Plusieurs riverains incommodés par un terrain de sport ou de loisirs ont avantage à se réunir au sein d’un collectif, à faire signer une pétition, voire à créer une association de défense. Dans le domaine de la lutte contre le bruit, les associations de défense des riverains ou les associations de protection de l'environnement peuvent introduire une action, la jurisprudence leur reconnaissant qualité pour défendre les intérêts pour lesquelles elles ont été créées. A plusieurs, les frais de constatation par un huissier peuvent en outre être partagés.
Votre démarche auprès du maire consistera principalement à suggérer :
• des restrictions d'horaires pour l’utilisation du terrain,
• la pose d'un grillage et la fermeture à clé du terrain ;
que certaines activités sportives se déroulent dans des lieux bien déterminés.
La fermeture définitive du terrain et sa réinstallation en un lieu plus approprié seront, elles, bien plus difficiles à obtenir par la voie de la médiation amiable.
En cas d'inaction du maire, vous pouvez écrire au préfet du département pour que celui-ci rédige un courrier au maire lui rappelant ses obligations en matière de tranquillité publique. Cependant, le préfet ne peut se substituer arbitrairement au maire : il ne peut intervenir que sur mise en demeure non suivie d'effet.
Le recours devant la Justice
En dernier recours, il vous faudra envisager de porter l'affaire devant le tribunal administratif. Avant d’en arriver à une telle extrémité, il est conseillé de faire intervenir un médiateur de la République, afin de tenter une résolution amiable du conflit qui vous oppose à la mairie.
Il est théoriquement prévu que des ouvrages publics à l'origine de nuisances sonores par leur fonctionnement puissent engager la responsabilité de la puissance publique même sans faute et entraîner une indemnisation de dommages dits de travaux publics.

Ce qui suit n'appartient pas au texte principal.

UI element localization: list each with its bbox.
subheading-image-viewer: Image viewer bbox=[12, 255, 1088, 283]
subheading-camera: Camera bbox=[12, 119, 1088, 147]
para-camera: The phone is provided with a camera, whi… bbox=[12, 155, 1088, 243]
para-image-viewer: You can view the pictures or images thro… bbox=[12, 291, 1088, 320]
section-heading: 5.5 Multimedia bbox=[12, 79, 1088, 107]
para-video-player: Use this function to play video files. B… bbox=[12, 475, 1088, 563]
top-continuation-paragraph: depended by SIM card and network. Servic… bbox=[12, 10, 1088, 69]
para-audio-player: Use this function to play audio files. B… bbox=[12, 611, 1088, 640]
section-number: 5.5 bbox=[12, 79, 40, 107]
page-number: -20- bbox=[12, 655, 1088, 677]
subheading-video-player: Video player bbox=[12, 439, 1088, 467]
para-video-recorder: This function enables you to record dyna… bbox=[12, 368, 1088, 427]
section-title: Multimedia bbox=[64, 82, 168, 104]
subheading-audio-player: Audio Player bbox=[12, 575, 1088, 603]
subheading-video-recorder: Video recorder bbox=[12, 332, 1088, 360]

Ce régime juridique apparaît très favorable aux victimes, lesquelles n'ont qu'à prouver l'existence du dommage, et le lien de causalité entre celui-ci et les ouvrages ou travaux publics incriminés pour obtenir, le cas échéant, une indemnisation. La jurisprudence retient cependant le plus souvent que l'ouvrage n'a causé en lui-même aucun dommage et les cas d'indemnisation sont plutôt restreints.
Pour être indemnisable, le dommage doit satisfaire à certaines conditions :
• le dommage provoqué par l'ouvrage doit ne pas être accidentel mais revêtir au contraire un caractère permanent ;
• il doit apparaître à la fois comme anormal et spécial.